Results of RACV's My Country Road Survey are in
RACV today released the results of its My Country Road Survey, with 4,000 Victorians heeding the call to provide important data on the safety of regional roads across the state.
The Princes Highway from Stratford to Bairnsdale in the East Gippsland area received the most responses, followed by The Deans Marsh-Lorne Road in Benwerrin, Surf Coast. The Warburton Highway at Woori Yallock in the Yarra Ranges had the third highest number of responses.
As a trusted membership organisation with 2.2 million members, RACV is in a unique position to provide Government stakeholders with information directly from Victorians on not only where perceived road safety issues exist, but useful suggestions on how to make improvements.
RACV’s Executive General Manager Motoring and Mobility, Phil Turnbull, thanked all Victorians who took the time to complete the survey.
“The local knowledge 4,000 Victorians have provided us about safety on our regional roads is invaluable,” Mr Turnbull said.
“The number of responses received for each road is a good indicator that Victorians think these roads need improvement.
“As a safety advocate, it’s important that RACV closely examines what Victorians think are the factors contributing to less safe conditions, so we can provide that information to government to help inform their planning. We also asked for possible solutions.
“Overall, Victorians felt that dangerous driver behaviour is the biggest contributing factor to safety conditions on our roads.”
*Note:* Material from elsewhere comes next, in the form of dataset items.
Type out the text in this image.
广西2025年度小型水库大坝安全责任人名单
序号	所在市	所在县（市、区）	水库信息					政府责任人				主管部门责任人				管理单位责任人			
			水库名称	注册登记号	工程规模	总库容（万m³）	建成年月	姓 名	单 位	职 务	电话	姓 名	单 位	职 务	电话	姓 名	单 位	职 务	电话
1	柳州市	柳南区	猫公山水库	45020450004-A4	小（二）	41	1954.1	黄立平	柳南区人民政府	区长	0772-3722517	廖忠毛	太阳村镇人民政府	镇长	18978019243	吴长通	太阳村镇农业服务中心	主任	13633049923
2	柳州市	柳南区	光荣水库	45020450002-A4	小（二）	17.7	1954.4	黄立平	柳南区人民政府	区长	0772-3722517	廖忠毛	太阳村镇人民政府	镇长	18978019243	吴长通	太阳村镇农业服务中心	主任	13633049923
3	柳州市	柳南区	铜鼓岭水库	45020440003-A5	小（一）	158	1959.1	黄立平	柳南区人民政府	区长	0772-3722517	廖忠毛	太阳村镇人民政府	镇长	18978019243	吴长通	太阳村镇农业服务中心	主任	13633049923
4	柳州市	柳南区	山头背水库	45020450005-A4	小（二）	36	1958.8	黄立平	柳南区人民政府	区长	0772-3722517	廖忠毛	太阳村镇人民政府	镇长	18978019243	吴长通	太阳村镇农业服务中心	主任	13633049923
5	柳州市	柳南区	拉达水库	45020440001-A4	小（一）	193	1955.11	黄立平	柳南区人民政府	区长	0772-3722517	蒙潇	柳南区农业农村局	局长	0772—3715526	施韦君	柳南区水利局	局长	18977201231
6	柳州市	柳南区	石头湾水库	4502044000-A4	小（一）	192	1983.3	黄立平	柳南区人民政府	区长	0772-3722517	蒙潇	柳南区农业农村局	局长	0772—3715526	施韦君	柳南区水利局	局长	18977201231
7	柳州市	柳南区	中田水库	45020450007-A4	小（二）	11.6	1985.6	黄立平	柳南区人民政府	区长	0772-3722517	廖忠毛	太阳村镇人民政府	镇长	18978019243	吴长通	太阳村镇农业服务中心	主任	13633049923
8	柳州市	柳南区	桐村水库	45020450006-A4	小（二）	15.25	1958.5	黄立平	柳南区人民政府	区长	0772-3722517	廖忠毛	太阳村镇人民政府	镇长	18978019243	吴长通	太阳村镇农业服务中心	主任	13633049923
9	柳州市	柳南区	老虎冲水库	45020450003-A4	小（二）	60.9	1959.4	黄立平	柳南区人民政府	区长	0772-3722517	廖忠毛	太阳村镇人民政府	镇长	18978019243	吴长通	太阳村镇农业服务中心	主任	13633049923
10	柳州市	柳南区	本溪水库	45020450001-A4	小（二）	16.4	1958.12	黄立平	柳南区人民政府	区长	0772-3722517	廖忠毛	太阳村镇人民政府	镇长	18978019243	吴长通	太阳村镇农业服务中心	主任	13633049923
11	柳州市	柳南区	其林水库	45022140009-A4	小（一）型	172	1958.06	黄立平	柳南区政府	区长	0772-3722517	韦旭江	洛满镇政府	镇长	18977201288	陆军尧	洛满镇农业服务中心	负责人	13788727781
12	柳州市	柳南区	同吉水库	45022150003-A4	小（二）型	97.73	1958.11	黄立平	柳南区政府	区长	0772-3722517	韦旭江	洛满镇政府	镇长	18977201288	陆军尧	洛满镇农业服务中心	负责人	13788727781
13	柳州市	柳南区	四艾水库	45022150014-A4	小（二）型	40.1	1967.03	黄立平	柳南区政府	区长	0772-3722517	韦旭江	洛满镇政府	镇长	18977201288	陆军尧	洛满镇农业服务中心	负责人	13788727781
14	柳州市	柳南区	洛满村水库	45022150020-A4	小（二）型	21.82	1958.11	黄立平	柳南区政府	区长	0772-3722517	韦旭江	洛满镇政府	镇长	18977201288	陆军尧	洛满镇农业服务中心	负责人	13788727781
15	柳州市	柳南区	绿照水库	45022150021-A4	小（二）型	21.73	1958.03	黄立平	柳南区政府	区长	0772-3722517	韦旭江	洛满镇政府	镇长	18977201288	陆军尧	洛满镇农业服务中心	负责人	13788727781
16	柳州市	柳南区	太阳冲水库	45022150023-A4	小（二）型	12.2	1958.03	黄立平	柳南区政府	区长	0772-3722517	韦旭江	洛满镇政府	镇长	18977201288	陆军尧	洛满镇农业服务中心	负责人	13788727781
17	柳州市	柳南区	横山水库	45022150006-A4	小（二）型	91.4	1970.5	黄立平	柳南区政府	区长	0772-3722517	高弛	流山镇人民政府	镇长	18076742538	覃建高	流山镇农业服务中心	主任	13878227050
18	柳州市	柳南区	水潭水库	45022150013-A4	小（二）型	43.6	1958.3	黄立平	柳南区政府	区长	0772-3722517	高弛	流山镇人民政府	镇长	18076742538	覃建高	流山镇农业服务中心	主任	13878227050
There were a number of possible solutions highlighted by Victorians that RACV will take to the Victorian State Government for consideration. These include road maintenance, speed limits and infrastructure improvements for bicycles.
“Sixty-one per cent of respondents believe the speed limit on the selected roads should be reduced until improvements or upgrades have been made, highlighting that many Victorians believe reducing the speed on certain regional roads to address safety concerns is an appropriate approach. We also have a rare opportunity to consider reduced speed limits while regional roads are quieter with Melbourne in lockdown,” Mr Turnbull said.
“In terms of bicycles, on many roads there is a growing need to provide some form of separation between bike riders and vehicles, particularly on high speed rural roads without a suitable sealed shoulder.”
The My Country Road survey used an interactive map showing high-speed roads with large concentrations of crashes causing death or serious injury in regional Victoria. It sought comments from people with local knowledge.
Survey participants provided their feedback by clicking on one of the 169 highlighted roads or dropping a pin and filling out a survey for another location.
Mr Turnbull went on to say the survey results are a timely reminder that road safety is everyone’s responsibility and planning trips with a few simple safety tips in mind will mean it’s still safe to enjoy everything regional Victoria has to offer.
“All road users must drive in a safe manner, whether it’s driving at safe speeds, avoiding distractions or taking a break if we are fatigued,” Mr Turnbull said.
“RACV also recommends that as much as possible drivers plan their routes along better main roads with more safety features.”
RACV Emergency Roadside Assistance Patroller, Greg Bowen, said vehicle preparation is very important for driving in regional areas.
“When it comes to your vehicle preparation, make sure you check your fluid levels under your bonnet, including oil, coolant and even the windscreen washer water level. Be sure to check your tyres as well,” Mr Bowen said.